Please, for your own safety, and the safety of those around you, upgrade soon. Often around here, we tend to maybe pick a little too much nit when it comes to towing capacity and what is safe, but this isn't even close!

Happy Trails,
Doug


----------



## reeladdiction (Sep 10, 2006)

i second and third that the ranger is very light weight i was actually worried with my excursion seisel and the 25rss but that is all fine now try your best to replace that ranger with something bigger...


----------



## nonny (Aug 14, 2005)

Congratulations!

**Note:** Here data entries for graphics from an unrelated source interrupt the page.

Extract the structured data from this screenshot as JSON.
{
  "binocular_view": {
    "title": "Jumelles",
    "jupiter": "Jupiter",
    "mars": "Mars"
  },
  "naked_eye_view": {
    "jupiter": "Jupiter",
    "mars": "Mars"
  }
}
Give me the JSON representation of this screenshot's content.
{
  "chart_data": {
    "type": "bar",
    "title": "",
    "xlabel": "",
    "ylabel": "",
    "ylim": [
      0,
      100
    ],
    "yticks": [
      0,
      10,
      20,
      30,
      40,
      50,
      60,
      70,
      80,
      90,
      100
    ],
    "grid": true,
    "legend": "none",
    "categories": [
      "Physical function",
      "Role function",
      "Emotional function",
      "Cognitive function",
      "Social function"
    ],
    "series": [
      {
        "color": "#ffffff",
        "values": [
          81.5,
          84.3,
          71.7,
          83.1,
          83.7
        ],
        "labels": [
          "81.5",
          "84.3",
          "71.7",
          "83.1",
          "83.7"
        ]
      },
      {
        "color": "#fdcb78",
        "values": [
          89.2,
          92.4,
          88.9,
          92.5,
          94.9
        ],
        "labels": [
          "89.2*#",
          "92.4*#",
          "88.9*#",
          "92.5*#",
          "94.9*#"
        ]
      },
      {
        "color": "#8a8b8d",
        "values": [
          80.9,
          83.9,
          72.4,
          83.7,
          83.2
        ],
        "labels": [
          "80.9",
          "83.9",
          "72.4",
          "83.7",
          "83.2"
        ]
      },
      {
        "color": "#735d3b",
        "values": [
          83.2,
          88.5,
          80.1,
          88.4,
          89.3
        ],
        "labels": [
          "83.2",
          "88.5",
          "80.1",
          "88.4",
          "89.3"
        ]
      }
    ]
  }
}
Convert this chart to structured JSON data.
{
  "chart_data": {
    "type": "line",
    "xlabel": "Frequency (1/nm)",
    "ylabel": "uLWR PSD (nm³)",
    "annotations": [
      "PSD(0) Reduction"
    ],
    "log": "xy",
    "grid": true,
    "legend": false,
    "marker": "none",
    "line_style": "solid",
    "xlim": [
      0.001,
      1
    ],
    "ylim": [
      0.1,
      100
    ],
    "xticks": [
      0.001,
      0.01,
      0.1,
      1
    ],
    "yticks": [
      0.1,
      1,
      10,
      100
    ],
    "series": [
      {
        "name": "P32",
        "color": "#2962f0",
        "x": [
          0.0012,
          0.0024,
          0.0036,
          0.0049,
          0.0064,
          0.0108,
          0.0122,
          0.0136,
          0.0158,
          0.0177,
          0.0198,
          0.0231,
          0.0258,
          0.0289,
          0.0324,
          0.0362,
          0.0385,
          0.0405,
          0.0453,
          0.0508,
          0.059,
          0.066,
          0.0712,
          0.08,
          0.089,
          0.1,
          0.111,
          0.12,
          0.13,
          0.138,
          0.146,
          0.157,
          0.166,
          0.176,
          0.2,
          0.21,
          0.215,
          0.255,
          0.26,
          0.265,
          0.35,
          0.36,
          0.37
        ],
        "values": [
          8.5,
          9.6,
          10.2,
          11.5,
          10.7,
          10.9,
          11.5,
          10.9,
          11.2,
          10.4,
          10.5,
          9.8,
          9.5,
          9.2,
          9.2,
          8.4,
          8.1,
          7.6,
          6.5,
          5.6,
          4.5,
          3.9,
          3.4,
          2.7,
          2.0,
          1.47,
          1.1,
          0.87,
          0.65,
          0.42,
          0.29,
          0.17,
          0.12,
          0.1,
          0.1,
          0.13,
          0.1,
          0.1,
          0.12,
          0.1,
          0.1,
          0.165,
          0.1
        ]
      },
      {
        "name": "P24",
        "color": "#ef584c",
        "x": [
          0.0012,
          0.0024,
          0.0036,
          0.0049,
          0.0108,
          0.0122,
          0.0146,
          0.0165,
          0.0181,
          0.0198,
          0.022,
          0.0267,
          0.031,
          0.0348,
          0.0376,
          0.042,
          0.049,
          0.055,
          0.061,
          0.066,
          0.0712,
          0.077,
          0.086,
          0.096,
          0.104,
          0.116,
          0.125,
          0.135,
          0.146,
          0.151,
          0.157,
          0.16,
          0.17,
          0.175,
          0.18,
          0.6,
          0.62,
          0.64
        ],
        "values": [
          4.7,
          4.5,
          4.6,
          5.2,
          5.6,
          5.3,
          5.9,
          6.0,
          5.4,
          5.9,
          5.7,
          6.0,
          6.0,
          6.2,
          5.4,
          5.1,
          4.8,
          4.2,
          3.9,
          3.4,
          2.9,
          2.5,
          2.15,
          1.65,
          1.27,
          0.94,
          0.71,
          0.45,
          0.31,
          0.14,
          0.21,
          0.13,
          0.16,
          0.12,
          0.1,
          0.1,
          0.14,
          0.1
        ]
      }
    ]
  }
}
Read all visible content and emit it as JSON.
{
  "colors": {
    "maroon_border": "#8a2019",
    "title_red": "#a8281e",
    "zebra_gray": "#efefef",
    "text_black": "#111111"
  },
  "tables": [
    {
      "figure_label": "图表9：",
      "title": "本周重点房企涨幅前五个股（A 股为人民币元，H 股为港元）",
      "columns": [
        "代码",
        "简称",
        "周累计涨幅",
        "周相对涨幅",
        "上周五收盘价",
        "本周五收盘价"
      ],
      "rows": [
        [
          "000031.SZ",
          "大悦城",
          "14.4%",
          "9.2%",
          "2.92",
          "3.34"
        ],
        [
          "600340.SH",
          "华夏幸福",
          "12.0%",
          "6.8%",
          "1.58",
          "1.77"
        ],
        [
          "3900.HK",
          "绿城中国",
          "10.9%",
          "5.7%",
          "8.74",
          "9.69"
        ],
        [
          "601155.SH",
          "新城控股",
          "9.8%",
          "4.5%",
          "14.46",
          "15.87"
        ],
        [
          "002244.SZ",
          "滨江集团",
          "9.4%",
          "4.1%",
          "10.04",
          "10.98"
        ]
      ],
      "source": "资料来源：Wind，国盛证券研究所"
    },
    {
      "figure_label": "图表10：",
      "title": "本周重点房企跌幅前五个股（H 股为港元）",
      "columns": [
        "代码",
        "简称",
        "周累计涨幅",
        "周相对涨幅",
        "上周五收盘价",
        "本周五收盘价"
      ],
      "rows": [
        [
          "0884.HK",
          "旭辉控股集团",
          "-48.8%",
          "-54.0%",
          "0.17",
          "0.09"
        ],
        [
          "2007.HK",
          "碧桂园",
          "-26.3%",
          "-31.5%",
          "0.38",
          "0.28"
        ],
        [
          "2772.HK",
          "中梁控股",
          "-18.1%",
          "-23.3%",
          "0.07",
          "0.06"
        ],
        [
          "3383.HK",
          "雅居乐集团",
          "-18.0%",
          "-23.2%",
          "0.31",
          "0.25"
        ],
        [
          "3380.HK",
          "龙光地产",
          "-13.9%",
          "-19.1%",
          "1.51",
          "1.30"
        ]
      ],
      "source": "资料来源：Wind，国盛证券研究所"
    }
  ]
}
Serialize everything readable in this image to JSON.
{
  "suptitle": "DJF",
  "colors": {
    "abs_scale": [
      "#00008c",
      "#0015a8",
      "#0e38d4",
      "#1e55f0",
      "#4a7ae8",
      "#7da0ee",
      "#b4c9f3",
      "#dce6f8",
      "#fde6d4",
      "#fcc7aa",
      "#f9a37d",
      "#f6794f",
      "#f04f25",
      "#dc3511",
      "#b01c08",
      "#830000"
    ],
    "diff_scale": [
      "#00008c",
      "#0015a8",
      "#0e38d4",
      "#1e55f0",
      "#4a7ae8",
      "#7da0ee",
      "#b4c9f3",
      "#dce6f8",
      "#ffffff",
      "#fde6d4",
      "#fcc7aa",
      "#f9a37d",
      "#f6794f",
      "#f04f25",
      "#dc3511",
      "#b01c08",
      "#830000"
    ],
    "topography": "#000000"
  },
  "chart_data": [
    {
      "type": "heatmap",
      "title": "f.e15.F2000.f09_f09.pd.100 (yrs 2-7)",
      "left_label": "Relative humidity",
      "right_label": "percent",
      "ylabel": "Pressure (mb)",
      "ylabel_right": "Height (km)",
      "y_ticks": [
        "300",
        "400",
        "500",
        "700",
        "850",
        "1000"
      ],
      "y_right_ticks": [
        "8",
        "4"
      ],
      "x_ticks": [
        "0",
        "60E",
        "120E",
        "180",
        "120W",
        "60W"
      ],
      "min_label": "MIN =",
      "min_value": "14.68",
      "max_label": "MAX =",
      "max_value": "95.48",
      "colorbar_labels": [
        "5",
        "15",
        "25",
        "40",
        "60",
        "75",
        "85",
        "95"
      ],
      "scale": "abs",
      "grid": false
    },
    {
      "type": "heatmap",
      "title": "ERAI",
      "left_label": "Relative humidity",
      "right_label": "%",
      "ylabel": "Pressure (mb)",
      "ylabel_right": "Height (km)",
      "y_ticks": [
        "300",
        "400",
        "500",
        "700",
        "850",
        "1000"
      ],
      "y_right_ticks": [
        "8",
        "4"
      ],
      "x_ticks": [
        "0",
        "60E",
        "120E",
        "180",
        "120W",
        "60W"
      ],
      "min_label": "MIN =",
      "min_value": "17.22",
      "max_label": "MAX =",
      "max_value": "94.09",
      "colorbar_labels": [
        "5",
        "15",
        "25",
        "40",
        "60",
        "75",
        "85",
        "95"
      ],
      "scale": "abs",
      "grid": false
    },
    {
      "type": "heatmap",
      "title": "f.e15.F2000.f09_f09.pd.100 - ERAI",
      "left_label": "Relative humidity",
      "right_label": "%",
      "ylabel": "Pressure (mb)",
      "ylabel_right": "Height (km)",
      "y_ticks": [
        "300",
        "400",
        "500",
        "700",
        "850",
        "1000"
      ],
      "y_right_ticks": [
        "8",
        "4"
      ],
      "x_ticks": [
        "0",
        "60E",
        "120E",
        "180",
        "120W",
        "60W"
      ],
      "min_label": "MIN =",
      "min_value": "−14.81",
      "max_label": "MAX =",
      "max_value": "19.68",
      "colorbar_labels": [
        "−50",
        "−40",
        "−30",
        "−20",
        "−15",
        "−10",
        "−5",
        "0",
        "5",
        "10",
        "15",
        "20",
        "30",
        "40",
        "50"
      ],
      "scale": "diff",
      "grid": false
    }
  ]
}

I hope you make many wonderful memories in your Outback!


----------



## willie226 (Apr 4, 2006)

Congratulations Tim and Sue!

Hope you enjoy your new Outback!!!!








HappyTravels
Willie


----------



## firemedicinstr (Apr 6, 2005)

Welcome, 
Another VA Outback, this state has to have the most per capita................
I was in Goshen IN, right accross the street from the Keystone Factory the week you were in town.

And YESSSSS, I cant wait for the NEW Tundra..............DW gonna be mad if I want one though.........................................

Take care


----------



## PDX_Doug (Nov 16, 2004)

firemedicinstr said:


> And YESSSSS, I cant wait for the NEW Tundra..............DW gonna be mad if I want one though.........................................


It sounds like you already do!








Just remember to duck when you break the news to her!

Happy Trails,
Doug


----------